Drehbuchautor & Regisseur Florian David Fitz („Jesus liebt mich“) schuf „eine Buddy-Komödie voller Situationskomik und schnoddrigen Dialogen - gekonntes Unterhaltungskino!“ (Programmkino.de)


25 km/h
(D 2018, 117 Minuten, ab 6)
Die Brüder Georg (Bjarne Mädel) und Christian (Lars Eidinger) treffen nach über 30 Jahren bei der Beerdigung ihres Vaters wieder aufeinander: Georg ist ein schüchterner Tischler, der den Vater bis zum Schluss gepflegt und den Schwarzwald nie verlassen hat, Christian ein oberflächlicher Manager, der seit Jahren nicht mehr zu Hause war. Trotz Groll und Entfremdung entschließen sie sich nach einer durchzechten Nacht, eine Idee umzusetzen, die sie als Teenager fasziniert hat: auf dem Mofa quer durch Deutschland zu knattern, vom Marktplatz in Löchingen bis zum Timmendorfer Strand an der Ostsee!
„Ein unterhaltsames, mitunter sehr komisches Road Movie, das die Versatzstücke des Genres gegen den Strich bürstet und immer wieder mit optischem Slapstick überrascht … die lebendig geschriebenen Dialoge werden von den beiden Hauptdarstellern spielfreudig interpretiert.“ (Filmdienst) Im Laufe ihrer Reise begegnen die Brüder Alexandra Maria Lara, Franka Potente, Jella Haase, Jördis Triebel und Wotan Wilke Möhring!
Ein Hinweis für alle Mofa-Fans: Christian fährt eine mit hohem Lenker und Rückenlehne zum Chopper umgebaute Puch Maxi S, während Georg auf einer Zündapp ZD 25 TS reist!


Alles ist gut
(D 2018, 94 Minuten, ab 12)
Die junge Janne (Aenne Schwarz) fährt zu einem Klassentreffen, quatscht mit alten Bekannten und lernt per Zufall Martin (Hans Löw) kennen. Sie verbringen einen lustigen Abend zusammen, trinken und lachen, bis Martin plötzlich mehr möchte. Janne sagt Nein, erst amüsiert, dann energischer, dann ungläubig - doch Martin holt sich, was er will. Von widersprüchlichen Gefühlen gequält, verheimlicht sie das Geschehen vor ihrer Umwelt und versucht zur Tagesordnung überzugehen. Doch dann begegnet sie Martin als ihrem neuen Kollegen wieder; der sichtlich beschämte Mann ist bereit, sich ihrem Willen unterzuordnen, verstärkt die Unsicherheit seines Opfers aber damit erst recht. Und so schleichen sich immer mehr Änderungen in Jannes Leben, nichts ist so, wie es vorher war.

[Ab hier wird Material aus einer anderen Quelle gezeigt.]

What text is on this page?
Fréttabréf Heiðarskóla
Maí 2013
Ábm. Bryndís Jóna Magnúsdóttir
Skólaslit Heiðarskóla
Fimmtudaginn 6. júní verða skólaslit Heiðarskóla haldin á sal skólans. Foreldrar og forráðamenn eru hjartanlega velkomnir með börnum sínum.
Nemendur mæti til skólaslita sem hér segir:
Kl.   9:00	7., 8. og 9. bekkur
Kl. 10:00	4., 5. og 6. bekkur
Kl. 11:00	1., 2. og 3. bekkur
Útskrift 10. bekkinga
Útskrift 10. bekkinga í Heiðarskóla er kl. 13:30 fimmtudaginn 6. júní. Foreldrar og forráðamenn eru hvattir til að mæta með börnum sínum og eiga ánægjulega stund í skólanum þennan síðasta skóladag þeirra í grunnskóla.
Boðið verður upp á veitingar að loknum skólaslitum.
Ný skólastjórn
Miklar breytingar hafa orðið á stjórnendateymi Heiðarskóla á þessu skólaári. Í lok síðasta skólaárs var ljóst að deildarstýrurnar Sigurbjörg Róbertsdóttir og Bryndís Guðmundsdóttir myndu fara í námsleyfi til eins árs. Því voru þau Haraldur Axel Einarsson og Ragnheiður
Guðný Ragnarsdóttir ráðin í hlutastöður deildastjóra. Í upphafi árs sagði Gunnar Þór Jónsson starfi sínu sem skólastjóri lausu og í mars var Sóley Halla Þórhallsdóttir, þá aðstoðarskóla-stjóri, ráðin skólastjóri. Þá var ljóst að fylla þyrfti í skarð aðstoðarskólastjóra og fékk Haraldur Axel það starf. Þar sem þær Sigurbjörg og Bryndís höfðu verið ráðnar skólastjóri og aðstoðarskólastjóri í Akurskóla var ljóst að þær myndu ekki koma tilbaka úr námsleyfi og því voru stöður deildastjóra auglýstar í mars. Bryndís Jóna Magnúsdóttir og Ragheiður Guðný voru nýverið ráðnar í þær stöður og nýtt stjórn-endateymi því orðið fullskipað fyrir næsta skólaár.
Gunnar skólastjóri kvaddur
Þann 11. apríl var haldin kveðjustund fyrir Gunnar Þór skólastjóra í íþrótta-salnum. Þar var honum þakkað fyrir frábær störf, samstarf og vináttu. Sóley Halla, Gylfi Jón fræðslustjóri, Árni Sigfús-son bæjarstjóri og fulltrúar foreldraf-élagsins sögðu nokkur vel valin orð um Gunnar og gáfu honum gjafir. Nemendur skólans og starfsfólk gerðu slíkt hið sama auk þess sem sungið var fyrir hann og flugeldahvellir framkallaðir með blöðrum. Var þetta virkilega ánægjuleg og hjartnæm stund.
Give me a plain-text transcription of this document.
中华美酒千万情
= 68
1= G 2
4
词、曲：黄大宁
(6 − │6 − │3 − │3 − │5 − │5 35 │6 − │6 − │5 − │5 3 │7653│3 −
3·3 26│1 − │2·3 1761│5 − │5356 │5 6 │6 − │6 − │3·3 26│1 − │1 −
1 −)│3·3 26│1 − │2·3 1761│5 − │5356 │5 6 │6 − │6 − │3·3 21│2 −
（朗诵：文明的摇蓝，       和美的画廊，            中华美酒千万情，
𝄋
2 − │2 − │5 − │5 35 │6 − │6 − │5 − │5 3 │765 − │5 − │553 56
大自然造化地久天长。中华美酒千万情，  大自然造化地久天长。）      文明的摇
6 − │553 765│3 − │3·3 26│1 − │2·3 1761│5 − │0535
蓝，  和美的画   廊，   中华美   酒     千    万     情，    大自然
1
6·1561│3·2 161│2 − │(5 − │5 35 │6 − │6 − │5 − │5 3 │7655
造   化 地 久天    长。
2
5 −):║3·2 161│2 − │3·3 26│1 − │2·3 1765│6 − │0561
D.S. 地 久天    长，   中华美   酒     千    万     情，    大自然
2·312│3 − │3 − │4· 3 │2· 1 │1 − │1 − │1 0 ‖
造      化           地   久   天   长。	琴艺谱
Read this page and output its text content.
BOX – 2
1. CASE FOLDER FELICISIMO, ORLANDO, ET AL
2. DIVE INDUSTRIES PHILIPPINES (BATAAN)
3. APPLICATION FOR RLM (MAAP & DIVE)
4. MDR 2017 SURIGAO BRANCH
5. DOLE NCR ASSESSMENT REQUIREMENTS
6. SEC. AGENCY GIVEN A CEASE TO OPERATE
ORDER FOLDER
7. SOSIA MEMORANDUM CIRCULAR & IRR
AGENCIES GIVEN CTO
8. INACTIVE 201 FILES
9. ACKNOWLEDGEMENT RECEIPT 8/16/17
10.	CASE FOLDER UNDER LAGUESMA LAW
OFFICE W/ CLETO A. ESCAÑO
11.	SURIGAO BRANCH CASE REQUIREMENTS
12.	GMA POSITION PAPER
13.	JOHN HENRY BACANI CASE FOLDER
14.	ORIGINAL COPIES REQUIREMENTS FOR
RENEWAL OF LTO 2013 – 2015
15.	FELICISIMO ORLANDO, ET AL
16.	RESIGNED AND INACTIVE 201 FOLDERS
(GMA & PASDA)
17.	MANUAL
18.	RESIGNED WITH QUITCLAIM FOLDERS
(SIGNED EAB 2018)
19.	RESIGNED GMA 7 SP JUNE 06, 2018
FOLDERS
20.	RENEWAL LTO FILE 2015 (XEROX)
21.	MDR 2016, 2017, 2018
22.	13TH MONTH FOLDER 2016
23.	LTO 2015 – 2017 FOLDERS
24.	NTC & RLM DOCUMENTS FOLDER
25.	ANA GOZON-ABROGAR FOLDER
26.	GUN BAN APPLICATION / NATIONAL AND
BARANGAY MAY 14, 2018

Der neue Job, die Beziehung zu ihrem Freund, zur Mutter, zu ihrem Chef – alles scheint miteinander verbunden zu sein, und die Verbindungen haben immer etwas mit Martin und mit dieser einen Nacht zu tun.
„Ein sorgfältig entwickeltes, von nuancierten Dialogen und komplexen Charakteren profitierendes Drama, das vor allem den Konflikt zwischen äußerer Fassade und innerer Aufwühlung nach einer sexuellen Gewalttat psychologisch genau erfasst.“ (Filmdienst)


Astrid
(SWE 2018, 123 Minuten, ab 6)
Astrid Lindgren wächst als Tochter einer streng protestantischen Familie im südschwedischen Vimmerby auf. Sie hat für die damalige Zeit, Anfang der 1920er Jahre, viele Freiheiten, ist mutig, blitzgescheit und optimistisch, ein ziemlich temperamentvoller Wirbelwind. Nach der Schule, mit 17 Jahren, erhält Astrid eine Anstellung in der Zeitungsredaktion des benachbarten Städtchens: Sie stürzt sich voller Begeisterung in die Arbeit als Reporterin und verliebt sich Hals über Kopf in ihren Chef Reinhold Blomberg, der ebenfalls ein Freigeist ist, allerdings einer von der verheirateten Sorte. Als Astrid schwanger wird, geht sie, um einen Skandal zu vermeiden, nach Stockholm und macht eine Ausbildung als Sekretärin. Ihr Kind bringt sie in Dänemark zur Welt, da dort die Mütter, im Gegensatz zu Schweden, den Namen des Vaters nicht bekanntgeben müssen. Um Blombergs Ehescheidung zu beschleunigen und ein drohendes Strafverfahren wegen Ehebruchs gegen ihn zu vermeiden, lässt Astrid den neugeborenen Sohn Lasse bei einer Pflegemutter in Kopenhagen. Doch die Trennung von ihrem Kind erweist sich als traumatisch und so entschließt sich Astrid, gegen alle gesellschaftlichen Widerstände, ihren eigenen Weg zu gehen.
„Das Biopic über die Jugend von Astrid Lindgren und ihren holperigen Start ins Erwachsenenleben ist ein wunderschöner Film mit einer Heldin, die sich nicht unterkriegen lässt. Allerbestes skandinavisches Erzählkino.“ (Programmkino.de)


Ballon
(D 2018, 125 Minuten, ab 12)
Thüringen, Sommer 1979: Die Familien Strelzyk und Wetzel haben über zwei Jahre hinweg einen waghalsigen Plan geschmiedet: Sie wollen mit einem selbst gebauten Heißluftballon aus der DDR fliehen. Doch der Ballon stürzt kurz vor der westdeutschen Grenze ab. Die Stasi findet Spuren des Fluchtversuchs und nimmt sofort die Ermittlungen auf, während die beiden Familien sich gezwungen sehen, unter großem Zeitdruck einen neuen Flucht-Ballon zu bauen. Mit jedem Tag ist ihnen die Stasi dichter auf den Fersen – ein nervenaufreibender Wettlauf gegen die Zeit beginnt.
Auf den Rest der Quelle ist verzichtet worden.